If I’m getting her, I’m getting her clearheaded, choosing it.
So I just hold on, and I keep my mouth shut, and I let it be enough to be the thing she’s holding onto.
“He’s not coming back,” I tell her quietly. “Guys like that only do that with people watching. You didn’t give him anything to work with. He’ll be too embarrassed to show his face here again, trust me.”
“You sound very sure.”
“I’m good at reading people. Comes in handy.” I feel her huff a small laugh against my chest, and it loosens something in me that’s been knotted tight since I heard him bellow her name across the water. “There. That’s better.”
“I can’t believe he cried.” Her voice is still muffled against my shirt. “On his knees. In front of everyone.”
“I know.”
“He’s never cried in two years. Not once. And he picks the parking lot of my high school reunion to start.”
“Because it wasn’t real,” I say. “None of it. He didn’t drive out here because he’s heartbroken, Em. He drove out here because somebody told him you were leaving and he couldn’t stand it. That’s not love. That’s a guy who hates losing.”
She’s quiet a second. “No,” she says finally. “I guess it’s not.”
The crowd thins around us until it’s just the two of us standing in the gravel in the cold morning light, her heart slamming against mine, her fists slowly unclenching from my shirt.
I don’t let go. Neither does she. And I think, with a certainty that scares me a little: I am never letting this woman get away from me again. Whatever it takes.
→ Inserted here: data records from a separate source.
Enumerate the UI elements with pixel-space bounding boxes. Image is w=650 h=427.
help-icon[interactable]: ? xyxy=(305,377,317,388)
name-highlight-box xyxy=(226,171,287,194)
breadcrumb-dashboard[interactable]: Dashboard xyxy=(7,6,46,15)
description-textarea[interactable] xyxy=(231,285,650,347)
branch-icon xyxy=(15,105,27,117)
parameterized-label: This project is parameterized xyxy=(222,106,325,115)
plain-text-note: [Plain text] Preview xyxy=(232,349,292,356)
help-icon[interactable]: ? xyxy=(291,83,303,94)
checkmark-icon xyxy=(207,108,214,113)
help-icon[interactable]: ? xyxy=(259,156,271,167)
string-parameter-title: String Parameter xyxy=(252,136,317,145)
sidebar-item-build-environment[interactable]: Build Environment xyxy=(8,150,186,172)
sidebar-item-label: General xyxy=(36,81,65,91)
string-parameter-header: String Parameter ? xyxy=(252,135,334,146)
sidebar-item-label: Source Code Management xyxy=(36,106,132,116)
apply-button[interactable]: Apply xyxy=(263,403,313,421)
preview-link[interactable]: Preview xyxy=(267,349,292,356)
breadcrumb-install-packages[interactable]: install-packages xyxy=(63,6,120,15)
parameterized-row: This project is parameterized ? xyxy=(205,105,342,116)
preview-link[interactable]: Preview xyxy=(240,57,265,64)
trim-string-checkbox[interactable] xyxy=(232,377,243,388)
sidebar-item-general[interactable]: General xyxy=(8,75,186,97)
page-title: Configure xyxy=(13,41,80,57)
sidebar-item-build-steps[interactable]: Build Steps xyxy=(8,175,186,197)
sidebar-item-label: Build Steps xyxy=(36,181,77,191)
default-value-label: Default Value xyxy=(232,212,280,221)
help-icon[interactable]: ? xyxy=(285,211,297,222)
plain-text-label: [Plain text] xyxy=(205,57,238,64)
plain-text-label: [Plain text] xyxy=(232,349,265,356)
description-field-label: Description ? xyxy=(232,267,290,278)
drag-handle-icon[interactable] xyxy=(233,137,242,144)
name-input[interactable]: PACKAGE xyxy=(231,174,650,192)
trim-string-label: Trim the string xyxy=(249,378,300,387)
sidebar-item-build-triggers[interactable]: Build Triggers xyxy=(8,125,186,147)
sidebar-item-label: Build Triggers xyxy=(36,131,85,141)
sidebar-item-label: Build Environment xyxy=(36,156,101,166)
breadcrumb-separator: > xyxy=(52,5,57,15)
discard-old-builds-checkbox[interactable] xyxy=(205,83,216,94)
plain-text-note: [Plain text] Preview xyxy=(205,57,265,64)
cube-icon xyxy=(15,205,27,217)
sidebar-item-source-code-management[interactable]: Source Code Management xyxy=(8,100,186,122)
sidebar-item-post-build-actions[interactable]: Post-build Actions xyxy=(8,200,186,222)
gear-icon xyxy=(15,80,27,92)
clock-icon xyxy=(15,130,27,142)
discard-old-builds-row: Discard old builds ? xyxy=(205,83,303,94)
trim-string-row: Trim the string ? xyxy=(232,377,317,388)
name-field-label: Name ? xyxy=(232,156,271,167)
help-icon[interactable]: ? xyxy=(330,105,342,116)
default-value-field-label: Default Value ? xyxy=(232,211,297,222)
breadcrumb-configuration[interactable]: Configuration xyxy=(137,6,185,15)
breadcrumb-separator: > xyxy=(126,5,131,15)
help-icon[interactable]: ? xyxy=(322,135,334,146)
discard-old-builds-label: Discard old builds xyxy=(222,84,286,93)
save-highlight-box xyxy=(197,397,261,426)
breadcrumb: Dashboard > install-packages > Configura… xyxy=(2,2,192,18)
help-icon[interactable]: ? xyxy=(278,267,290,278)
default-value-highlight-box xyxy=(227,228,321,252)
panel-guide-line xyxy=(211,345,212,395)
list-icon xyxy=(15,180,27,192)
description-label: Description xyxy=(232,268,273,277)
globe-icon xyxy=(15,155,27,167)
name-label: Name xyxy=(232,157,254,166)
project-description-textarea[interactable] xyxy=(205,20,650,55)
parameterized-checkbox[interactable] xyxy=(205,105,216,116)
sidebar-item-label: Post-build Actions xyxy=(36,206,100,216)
However long.
She pulls back just far enough to look up at me, eyes red-rimmed but dry, jaw set in that stubborn line I’d know anywhere.
“Thank you,” she says. “For not letting me do that alone.”
“You weren’t alone.” I tuck a curl behind her ear before I can stop myself, same as I did last night standing at her cabin door. “And you’re not going to be, not if I have anything to say about it.”
She holds my eyes a beat too long, and the air between us goes tight and warm and a little dangerous, which is the last thing either of us needs in a parking lot full of our old classmates.
Then she steps back, scrubs both hands over her face, and pulls herself together, and it just about kills me to watch her do it.
“I need to sit down somewhere that isn’t here,” she says.
“I know a rock.”
That earns me a real laugh, watery and surprised, and I’ll take it. I’ll take any piece of her she’s willing to hand over.